I have a REST service which return rows from a database table depending on the current page and results per page.
When not filtering the results, it's pretty easy to do, I just do a SELECT WHERE id >= (page - 1) * perPage + 1 and LIMIT to perPage.
The problem is when trying to use pagination on filtered results, e.g. if I choose to filter only the rows WHERE type = someType.
In that case, the first match of the first page can start in id 7, and the last can be in id 5046. Then the first match of the second page can start at 7302 and end at 12430, and so on.
For the first page of filtered results, I'd be able to simply start from id 1 and LIMIT to perPage, but for the second page, etc, I need to know the index of the last matched row in the previous page, or even better - the first matched row in the current page, or some other indication.

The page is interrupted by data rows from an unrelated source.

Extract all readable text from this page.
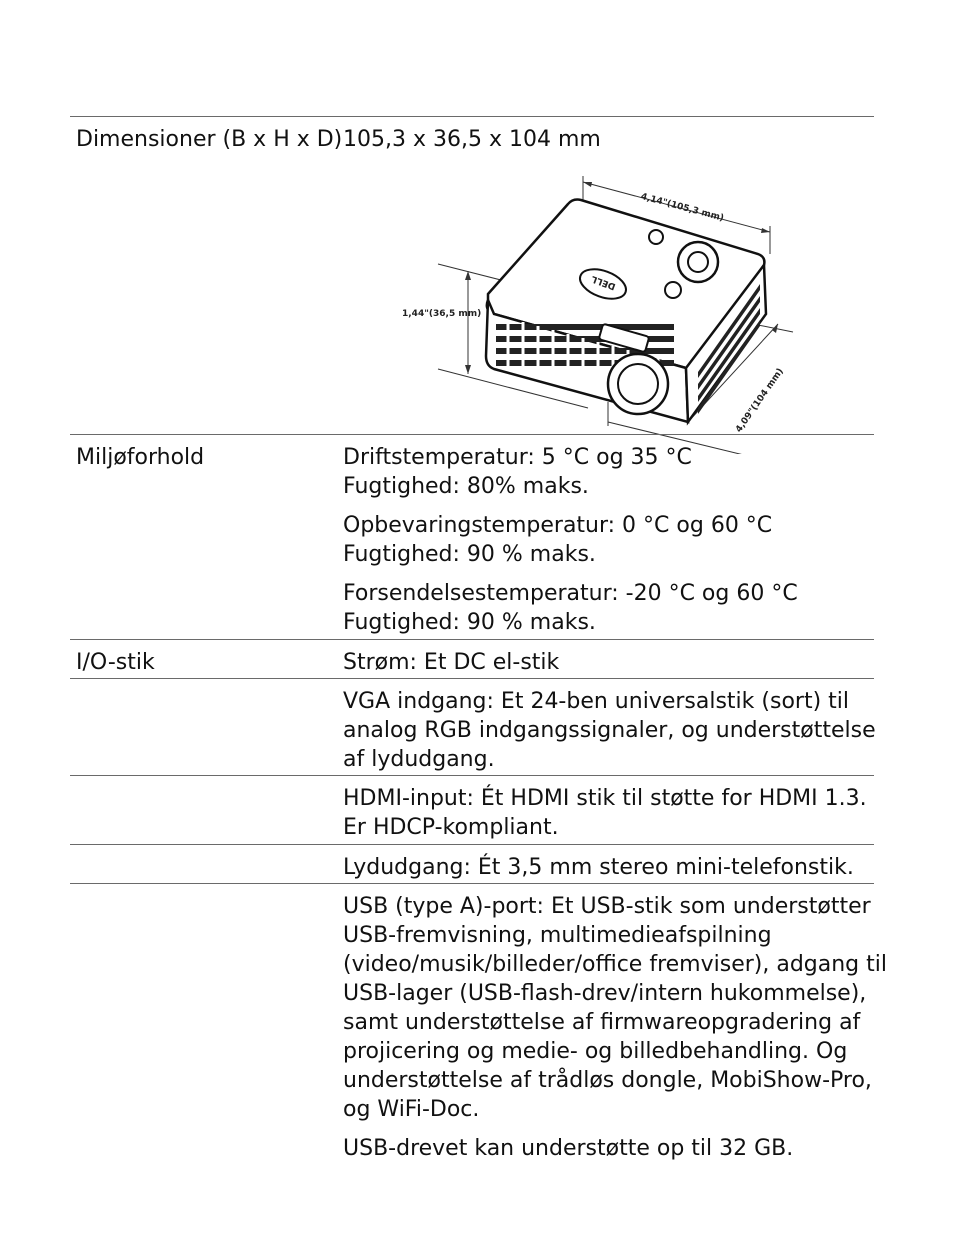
Dimensioner (B x H x D) 105,3 x 36,5 x 104 mm
DELL
4,14"(105,3 mm)
1,44"(36,5 mm)
4,09"(104 mm)
Miljøforhold	Driftstemperatur: 5 °C og 35 °C
Fugtighed: 80% maks.
Opbevaringstemperatur: 0 °C og 60 °C
Fugtighed: 90 % maks.
Forsendelsestemperatur: -20 °C og 60 °C
Fugtighed: 90 % maks.
I/O-stik	Strøm: Et DC el-stik
VGA indgang: Et 24-ben universalstik (sort) til
analog RGB indgangssignaler, og understøttelse
af lydudgang.
HDMI-input: Ét HDMI stik til støtte for HDMI 1.3.
Er HDCP-kompliant.
Lydudgang: Ét 3,5 mm stereo mini-telefonstik.
USB (type A)-port: Et USB-stik som understøtter
USB-fremvisning, multimedieafspilning
(video/musik/billeder/office fremviser), adgang til
USB-lager (USB-flash-drev/intern hukommelse),
samt understøttelse af firmwareopgradering af
projicering og medie- og billedbehandling. Og
understøttelse af trådløs dongle, MobiShow-Pro,
og WiFi-Doc.
USB-drevet kan understøtte op til 32 GB.
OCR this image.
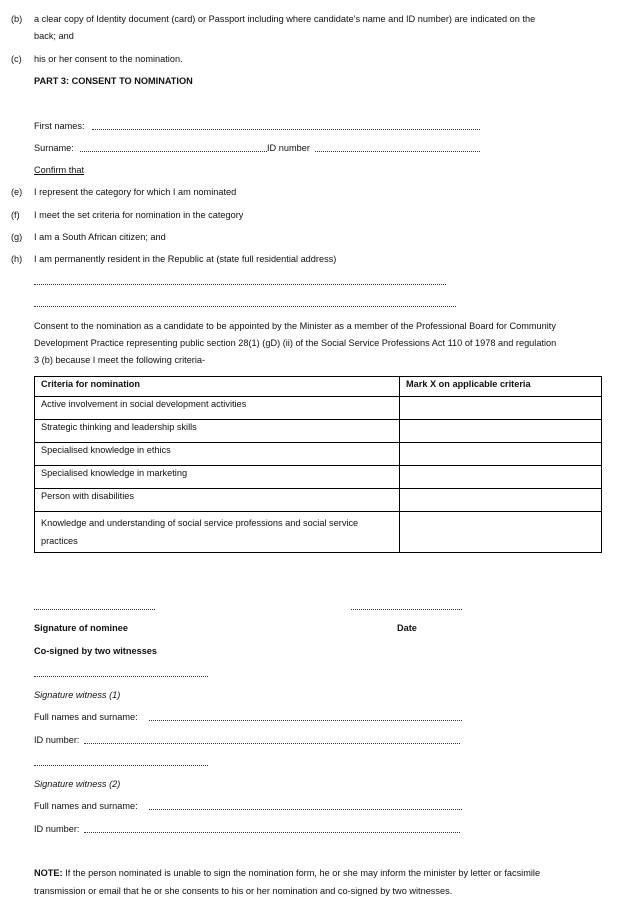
(b) a clear copy of Identity document (card) or Passport including where candidate's name and ID number) are indicated on the
back; and
(c) his or her consent to the nomination.
PART 3: CONSENT TO NOMINATION
First names:
Surname:	ID number
Confirm that
(e) I represent the category for which I am nominated
(f) I meet the set criteria for nomination in the category
(g) I am a South African citizen; and
(h) I am permanently resident in the Republic at (state full residential address)
Consent to the nomination as a candidate to be appointed by the Minister as a member of the Professional Board for Community
Development Practice representing public section 28(1) (gD) (ii) of the Social Service Professions Act 110 of 1978 and regulation
3 (b) because I meet the following criteria-
Criteria for nomination	Mark X on applicable criteria
Active involvement in social development activities	
Strategic thinking and leadership skills	
Specialised knowledge in ethics	
Specialised knowledge in marketing	
Person with disabilities	
Knowledge and understanding of social service professions and social service practices	
Signature of nominee	Date
Co-signed by two witnesses
Signature witness (1)
Full names and surname:
ID number:
Signature witness (2)
Full names and surname:
ID number:
NOTE: If the person nominated is unable to sign the nomination form, he or she may inform the minister by letter or facsimile
transmission or email that he or she consents to his or her nomination and co-signed by two witnesses.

How do I do it efficiently? I need to be able to do it on tables with millions of rows, so obviously fetching all the rows and taking it from there is not an option.
The idea is something like this:
SELECT ... FROM ... WHERE filterKey = filterValue AND id >= id_of_first_match_in_current_page
with id_of_first_match_in_current_page being the mystery.
You can't know what the first id on a given page is, because id numbers are not necessarily sequential. In other words, there could be gaps in the sequence, so rows on the fifth page of 100 rows doesn't necessarily start at id 500. It could start on id 527 for example, It's impossible to know.
Stated yet another way: id is a value, not a row number.
One possible solution if your client is advancing through pages in ascending order is that each REST request fetches data, notes the greatest id value on that page, then uses that in the next REST request so it queries id values that are larger.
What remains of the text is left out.